Я не ответил. Я задумался над вопросом "какое надо иметь особое устройство мозгов, чтобы обратиться к человеку "товарищ супруг"?"

И медперсонал стал уводить Лелю, сказав, что сейчас у нее будут брать все анализы и производить прочие необходимые обследования, без которых рожать детей никак и ни в коем случае нельзя. А Леля сказала:

- Не будут брать и производить.

- Почему? - спросили роддомовские.

Но Леля им ничего определенного не ответила. Она просто присела и душераздирающе заорала. По ногам у нее что-то потекло. Я отвернулся, опасаясь, что всего этого натурализма с достоинством не вынесу и Леля мне после просмотра таких откровенных биологических картин жизни как женщина опротивеет.

Лелю утащили, и я спросил у дежурной тетки:

- Что мне делать?

- А я знаю? - ответила тетка.

Я вышел из помещения. Посмотрел сквозь свет уличных фонарей на здание роддома снаружи. Поднял голову. Высокое здание. Опустил голову.
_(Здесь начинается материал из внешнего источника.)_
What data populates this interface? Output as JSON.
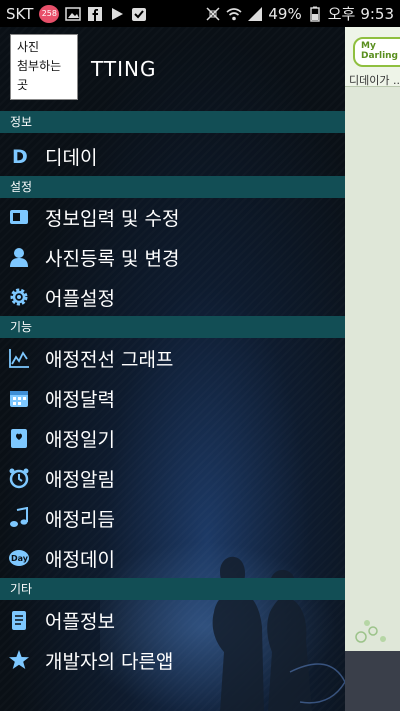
{
  "status_bar": {
    "carrier": "SKT",
    "notification_count": "258",
    "battery": "49%",
    "ampm": "오후",
    "time": "9:53"
  },
  "header": {
    "avatar_text_lines": [
      "사진",
      "첨부하는",
      "곳"
    ],
    "title": "TTING"
  },
  "sections": {
    "info": "정보",
    "settings": "설정",
    "features": "기능",
    "etc": "기타"
  },
  "items": {
    "dday": "디데이",
    "edit_info": "정보입력 및 수정",
    "photo": "사진등록 및 변경",
    "app_settings": "어플설정",
    "graph": "애정전선 그래프",
    "calendar": "애정달력",
    "diary": "애정일기",
    "alarm": "애정알림",
    "rhythm": "애정리듬",
    "day": "애정데이",
    "app_info": "어플정보",
    "other_apps": "개발자의 다른앱"
  },
  "background_app": {
    "logo": "My Darling",
    "text": "디데이가 ..."
  },
  "colors": {
    "section_bar": "#124e55",
    "icon_blue": "#7ec8ff",
    "drawer_bg": "#0a1016"
  }
}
Весь асфальт исписан дебильными и одновременно счастливыми сентенциями: "Спасибо за Васю. Петя", "Любимая, нас теперь трое. Соображаешь?", "Мы здесь рожали. Вова, Надя, бабушка Нина и дедушка Леня из Казани". Читать эту восторженную галиматью дальше не хотелось. И я пошел по надписям ногами.

Дома лег. Уснул. Разбудил меня телефон. Долго не мог нащупать трубку. Все время мазал и натыкался то на пепельницу, то на книгу пушкинских сказок, то на огрызок яблока, оставленный Лелей.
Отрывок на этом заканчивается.